2020 Update: plyr is now a "retired" package and its official guidance suggests using the actively-improved and maintained dplyr package instead. So it's preferable to use only dplyr, in this case dplyr::recode() as in the other answer, and avoid plyr entirely.

To use plyr::mapvalues() with dplyr:

To use it and return a one-column data.frame:

mtcars %>%
  transmute(cyl = plyr::mapvalues(cyl, c(4, 6, 8), c("a", "b", "c")))

Or if you want a single vector output, like in your working example, use pull:

mtcars %>%
  pull(cyl) %>%
  plyr::mapvalues(., c(4, 6, 8), c("a", "b", "c"))

If you are using both dplyr and plyr simultaneously, see this note from the dplyr readme:

You'll need to be a little careful if you load both plyr and dplyr at the same time. I'd recommend loading plyr first, then dplyr, so that the faster dplyr functions come first in the search path. By and large, any function provided by both dplyr and plyr works in a similar way, although dplyr functions tend to be faster and more general.

Though note that you can call mapvalues using plyr::mapvalues if dplyr is loaded without needing to load plyr.

11
votes

As the questions also mentions

Or even better, what the dplyr equivalent?

The equivalent is recode.

http://www.cookbook-r.com/Manipulating_data/Renaming_levels_of_a_factor/

name <- c("John", "Clara", "Smith")
sex <- c(1,2,1)
age <- c(30,32,54)
df <- data.frame(name,sex,age)
df %>% mutate(sex=recode(sex,
`1`="Male",
`2`="Female"))

This will "mapvalues" 1 to Male and 2 to Female.

0
votes

I was a heavy plyr::mapvalues() user. I used it for replacing old values in strings with new ones. Something like:

set.seed(1)
data <- data.frame(name = sample(letters[1:5], 100, replace = TRUE))
check_list <- data.frame(old = letters[1:5], new = LETTERS[1:5])

data$name
#> [1] "a" "d" "a" "b" "e" "c" "b" "c" "c" "a" "e" "e" "b" "b"

plyr::mapvalues(data$name, check_list$old, check_list$new)
#> [1] "A" "D" "A" "B" "E" "C" "B" "C" "C" "A" "E" "E" "B" "B" ...

Please correct me if I am wrong, but there is not an equally short and tidy dplyr way of doing this. You can still do it with dplyr::recode(), however:

dplyr::recode(data$name, !!!setNames(check_list$new, check_list$old))
#> [1] "A" "D" "A" "B" "E" "C" "B" "C" "C" "A" "E" "E" "B" "B" ...
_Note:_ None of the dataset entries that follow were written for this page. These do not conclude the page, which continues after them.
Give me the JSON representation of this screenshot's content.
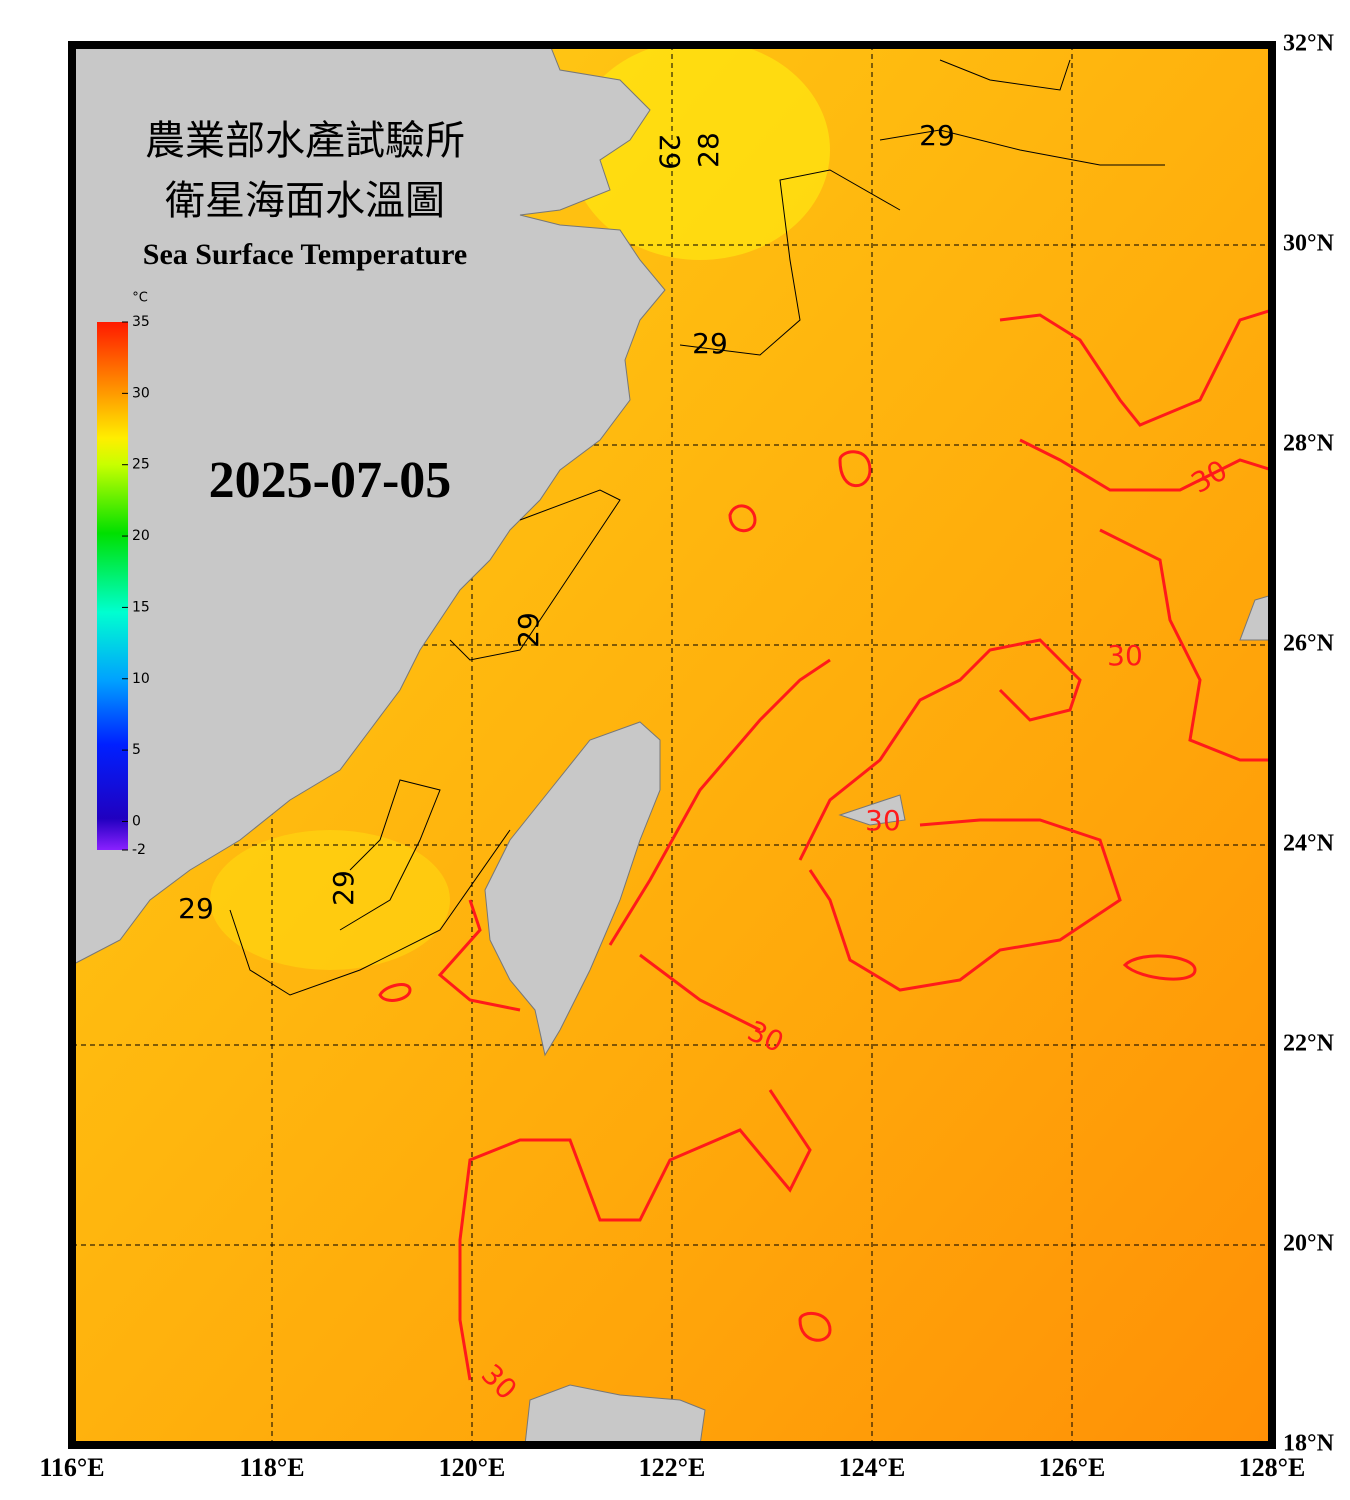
{
  "header": {
    "title_zh_1": "農業部水產試驗所",
    "title_zh_2": "衛星海面水溫圖",
    "title_en": "Sea Surface Temperature"
  },
  "date": "2025-07-05",
  "colorbar": {
    "unit": "°C",
    "range": [
      -2,
      35
    ],
    "ticks": [
      35,
      30,
      25,
      20,
      15,
      10,
      5,
      0,
      -2
    ]
  },
  "map": {
    "lon_range": [
      116,
      128
    ],
    "lat_range": [
      18,
      32
    ],
    "lon_ticks": [
      {
        "value": 116,
        "label": "116°E"
      },
      {
        "value": 118,
        "label": "118°E"
      },
      {
        "value": 120,
        "label": "120°E"
      },
      {
        "value": 122,
        "label": "122°E"
      },
      {
        "value": 124,
        "label": "124°E"
      },
      {
        "value": 126,
        "label": "126°E"
      },
      {
        "value": 128,
        "label": "128°E"
      }
    ],
    "lat_ticks": [
      {
        "value": 18,
        "label": "18°N"
      },
      {
        "value": 20,
        "label": "20°N"
      },
      {
        "value": 22,
        "label": "22°N"
      },
      {
        "value": 24,
        "label": "24°N"
      },
      {
        "value": 26,
        "label": "26°N"
      },
      {
        "value": 28,
        "label": "28°N"
      },
      {
        "value": 30,
        "label": "30°N"
      },
      {
        "value": 32,
        "label": "32°N"
      }
    ],
    "contour_labels": [
      "29",
      "28",
      "29",
      "29",
      "29",
      "29",
      "29",
      "30",
      "30",
      "30",
      "30",
      "30"
    ]
  }
}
As it says in the documentation, the order for the named vector is old (name) = new (value), which is the opposite to dplyr::mutate() and dplyr::rename() functions (when writing, might have been fixed later).

Adding this as an answer because I keep Googling how to do it when I forget and could not find the answer quickly. Perhaps now I can. The solution is modified from the last two lines of Examples in the function documentation.